You can take simple measures to protect your joints, ease your pain, and help you stay active.

Follow-up care is a key part of your treatment and safety. Be sure to make and go to all appointments, and call your doctor or nurse call line if you are having problems. It's also a good idea to know your test results and keep a list of the medicines you take.

How can you care for yourself at home?

  • Stay at a healthy weight. Being overweight puts extra strain on your joints.
  • Talk to your doctor or physiotherapist about exercises that will help ease joint pain.
    • Stretch. You may enjoy gentle forms of yoga to help keep your joints and muscles flexible.
    • Walk instead of jog. Other types of exercise that are less stressful on the joints include riding a bicycle, swimming, tai chi, or water exercise.
    • Lift weights. Strong muscles help reduce stress on your joints. Stronger thigh muscles, for example, take some of the stress off of the knees and hips. Learn the right way to lift weights so you do not make joint pain worse.
  • Take your medicines exactly as prescribed. Call your doctor or nurse call line if you think you are having a problem with your medicine.
  • Take pain medicines exactly as directed.
    • If the doctor gave you a prescription medicine for pain, take it as prescribed.
    • If you are not taking a prescription pain medicine, ask your doctor if you can take an over-the-counter medicine.
  • Use a cane, crutch, walker, or another device if you need help to get around. These can help rest your joints. You also can use other things to make life easier, such as a higher toilet seat and padded handles on kitchen utensils.
  • Do not sit in low chairs, which can make it hard to get up.
  • Put heat or cold on your sore joints as needed. Use whichever helps you most. You also can take turns with hot and cold packs.
    • Apply heat 2 or 3 times a day for 20 to 30 minutes—using a heating pad, hot shower, or hot pack—to relieve pain and stiffness.
    • Put ice or a cold pack on your sore joint for 10 to 20 minutes at a time. Put a thin cloth between the ice and your skin.

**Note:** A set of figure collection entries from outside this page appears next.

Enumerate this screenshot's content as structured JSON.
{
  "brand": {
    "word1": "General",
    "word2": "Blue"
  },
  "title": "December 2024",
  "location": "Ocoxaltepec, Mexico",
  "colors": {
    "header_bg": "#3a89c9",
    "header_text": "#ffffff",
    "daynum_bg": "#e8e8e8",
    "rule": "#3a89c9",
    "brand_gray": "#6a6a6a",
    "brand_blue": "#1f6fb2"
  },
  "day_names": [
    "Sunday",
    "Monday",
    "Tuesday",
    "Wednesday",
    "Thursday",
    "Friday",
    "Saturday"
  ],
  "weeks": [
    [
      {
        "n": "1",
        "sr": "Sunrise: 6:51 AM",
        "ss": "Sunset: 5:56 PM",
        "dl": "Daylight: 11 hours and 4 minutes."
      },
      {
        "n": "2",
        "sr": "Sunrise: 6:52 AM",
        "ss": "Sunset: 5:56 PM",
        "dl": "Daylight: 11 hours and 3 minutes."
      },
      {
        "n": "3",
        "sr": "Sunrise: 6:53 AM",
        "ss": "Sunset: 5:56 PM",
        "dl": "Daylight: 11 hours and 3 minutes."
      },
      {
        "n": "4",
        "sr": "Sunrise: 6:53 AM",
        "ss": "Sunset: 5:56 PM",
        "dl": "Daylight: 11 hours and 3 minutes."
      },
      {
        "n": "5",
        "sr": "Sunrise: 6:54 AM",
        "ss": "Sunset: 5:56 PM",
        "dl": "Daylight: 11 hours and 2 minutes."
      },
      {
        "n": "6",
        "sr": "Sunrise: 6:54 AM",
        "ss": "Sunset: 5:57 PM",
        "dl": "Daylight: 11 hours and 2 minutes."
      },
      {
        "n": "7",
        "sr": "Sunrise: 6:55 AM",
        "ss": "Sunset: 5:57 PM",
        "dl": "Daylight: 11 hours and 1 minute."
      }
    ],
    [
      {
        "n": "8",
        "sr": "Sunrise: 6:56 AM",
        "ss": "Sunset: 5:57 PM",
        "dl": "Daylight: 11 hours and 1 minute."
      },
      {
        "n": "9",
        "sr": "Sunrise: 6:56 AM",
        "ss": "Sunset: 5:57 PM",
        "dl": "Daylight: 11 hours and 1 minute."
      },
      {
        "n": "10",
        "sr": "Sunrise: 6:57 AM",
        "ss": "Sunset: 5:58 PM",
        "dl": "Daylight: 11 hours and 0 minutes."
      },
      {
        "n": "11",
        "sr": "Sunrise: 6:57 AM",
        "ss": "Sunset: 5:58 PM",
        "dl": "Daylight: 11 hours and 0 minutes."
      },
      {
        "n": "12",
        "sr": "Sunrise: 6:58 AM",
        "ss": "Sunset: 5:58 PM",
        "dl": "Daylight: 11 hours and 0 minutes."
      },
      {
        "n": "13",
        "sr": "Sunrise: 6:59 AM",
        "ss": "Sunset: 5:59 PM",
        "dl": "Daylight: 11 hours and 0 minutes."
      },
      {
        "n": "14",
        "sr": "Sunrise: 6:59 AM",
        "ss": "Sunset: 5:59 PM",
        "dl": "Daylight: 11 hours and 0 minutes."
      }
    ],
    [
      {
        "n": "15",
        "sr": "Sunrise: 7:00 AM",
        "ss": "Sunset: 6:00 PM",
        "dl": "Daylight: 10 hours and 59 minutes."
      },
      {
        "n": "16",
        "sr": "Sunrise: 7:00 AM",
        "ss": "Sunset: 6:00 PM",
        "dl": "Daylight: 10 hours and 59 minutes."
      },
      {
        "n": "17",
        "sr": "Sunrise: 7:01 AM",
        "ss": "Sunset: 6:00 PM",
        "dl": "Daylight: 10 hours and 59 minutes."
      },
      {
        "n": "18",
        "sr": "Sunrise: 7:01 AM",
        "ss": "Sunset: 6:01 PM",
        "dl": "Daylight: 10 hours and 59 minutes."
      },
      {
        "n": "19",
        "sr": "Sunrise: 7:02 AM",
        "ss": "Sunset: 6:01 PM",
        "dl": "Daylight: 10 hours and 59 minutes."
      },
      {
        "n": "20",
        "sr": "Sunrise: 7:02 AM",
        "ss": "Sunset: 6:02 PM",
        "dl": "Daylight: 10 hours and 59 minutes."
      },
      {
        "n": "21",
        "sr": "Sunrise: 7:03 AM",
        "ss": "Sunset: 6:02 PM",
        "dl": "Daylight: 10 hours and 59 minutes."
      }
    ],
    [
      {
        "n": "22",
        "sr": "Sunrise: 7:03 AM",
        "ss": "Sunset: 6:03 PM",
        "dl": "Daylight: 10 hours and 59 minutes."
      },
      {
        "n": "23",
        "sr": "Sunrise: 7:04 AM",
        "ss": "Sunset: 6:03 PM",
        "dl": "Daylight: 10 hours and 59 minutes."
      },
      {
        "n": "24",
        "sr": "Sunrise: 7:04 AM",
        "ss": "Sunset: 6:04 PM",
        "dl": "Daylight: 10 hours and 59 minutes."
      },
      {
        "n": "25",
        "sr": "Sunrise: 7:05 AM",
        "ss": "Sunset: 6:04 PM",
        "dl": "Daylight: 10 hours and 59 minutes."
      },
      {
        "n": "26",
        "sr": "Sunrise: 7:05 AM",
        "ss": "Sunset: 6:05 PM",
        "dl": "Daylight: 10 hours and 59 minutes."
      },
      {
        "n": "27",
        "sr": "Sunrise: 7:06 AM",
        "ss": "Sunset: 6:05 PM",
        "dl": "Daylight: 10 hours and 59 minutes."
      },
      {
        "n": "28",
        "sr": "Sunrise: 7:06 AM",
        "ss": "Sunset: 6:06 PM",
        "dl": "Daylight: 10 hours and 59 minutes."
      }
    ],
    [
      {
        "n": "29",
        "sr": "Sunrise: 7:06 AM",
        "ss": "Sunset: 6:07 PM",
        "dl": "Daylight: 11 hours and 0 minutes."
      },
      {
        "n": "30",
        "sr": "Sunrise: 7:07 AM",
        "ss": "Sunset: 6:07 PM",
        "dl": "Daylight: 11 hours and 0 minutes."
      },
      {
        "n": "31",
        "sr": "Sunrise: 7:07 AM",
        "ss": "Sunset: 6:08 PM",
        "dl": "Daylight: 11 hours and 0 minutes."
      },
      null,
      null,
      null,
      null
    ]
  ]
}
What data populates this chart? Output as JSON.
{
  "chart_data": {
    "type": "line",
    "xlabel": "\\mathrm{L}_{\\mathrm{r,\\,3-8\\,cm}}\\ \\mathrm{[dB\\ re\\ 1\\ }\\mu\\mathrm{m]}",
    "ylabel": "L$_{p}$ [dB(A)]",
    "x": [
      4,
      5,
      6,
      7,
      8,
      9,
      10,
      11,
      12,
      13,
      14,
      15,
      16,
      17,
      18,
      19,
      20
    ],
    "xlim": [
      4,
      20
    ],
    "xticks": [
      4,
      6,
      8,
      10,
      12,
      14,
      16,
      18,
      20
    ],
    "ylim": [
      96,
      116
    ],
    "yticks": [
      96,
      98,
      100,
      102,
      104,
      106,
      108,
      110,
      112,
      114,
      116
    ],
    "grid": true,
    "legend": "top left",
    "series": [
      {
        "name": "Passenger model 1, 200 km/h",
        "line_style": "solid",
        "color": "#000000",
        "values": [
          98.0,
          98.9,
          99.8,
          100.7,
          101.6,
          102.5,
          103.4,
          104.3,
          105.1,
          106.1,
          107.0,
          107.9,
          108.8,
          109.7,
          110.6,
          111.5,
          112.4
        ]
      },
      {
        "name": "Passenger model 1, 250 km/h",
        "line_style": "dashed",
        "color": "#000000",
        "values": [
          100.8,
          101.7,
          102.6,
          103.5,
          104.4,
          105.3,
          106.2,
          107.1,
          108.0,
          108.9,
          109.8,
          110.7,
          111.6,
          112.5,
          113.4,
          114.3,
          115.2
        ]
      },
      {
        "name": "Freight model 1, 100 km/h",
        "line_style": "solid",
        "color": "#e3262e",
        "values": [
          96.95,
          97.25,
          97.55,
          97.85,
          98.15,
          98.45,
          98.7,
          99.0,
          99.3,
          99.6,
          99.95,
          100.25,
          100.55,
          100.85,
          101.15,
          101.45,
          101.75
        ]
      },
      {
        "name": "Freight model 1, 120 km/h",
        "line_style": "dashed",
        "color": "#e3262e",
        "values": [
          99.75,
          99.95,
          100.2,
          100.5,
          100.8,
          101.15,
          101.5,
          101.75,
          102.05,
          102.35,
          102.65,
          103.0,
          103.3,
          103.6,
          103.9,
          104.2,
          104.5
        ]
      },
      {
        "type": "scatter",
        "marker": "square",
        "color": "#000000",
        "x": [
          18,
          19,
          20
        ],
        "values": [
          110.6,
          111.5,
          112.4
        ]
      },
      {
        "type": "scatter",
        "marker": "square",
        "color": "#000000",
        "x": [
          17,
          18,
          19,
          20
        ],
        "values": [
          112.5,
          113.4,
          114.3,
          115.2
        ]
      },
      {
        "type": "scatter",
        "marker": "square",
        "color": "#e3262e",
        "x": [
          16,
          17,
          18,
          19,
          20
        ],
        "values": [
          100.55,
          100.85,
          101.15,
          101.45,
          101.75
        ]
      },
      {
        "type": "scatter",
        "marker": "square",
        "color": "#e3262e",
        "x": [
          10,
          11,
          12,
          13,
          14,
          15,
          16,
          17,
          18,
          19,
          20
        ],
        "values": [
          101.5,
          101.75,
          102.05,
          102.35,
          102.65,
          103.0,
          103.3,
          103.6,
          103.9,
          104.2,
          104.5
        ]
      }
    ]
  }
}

When should you call for help?

Call your doctor or nurse call line now or seek immediate medical care if:

  • You have sudden swelling, warmth, or pain in any joint.
  • You have joint pain and a fever or rash.
  • You have such bad pain that you cannot use a joint.

Watch closely for changes in your health, and be sure to contact your doctor or nurse call line if:

  • You have mild joint symptoms that continue even with more than 6 weeks of care at home.
  • You have stomach pain or other problems with your medicine.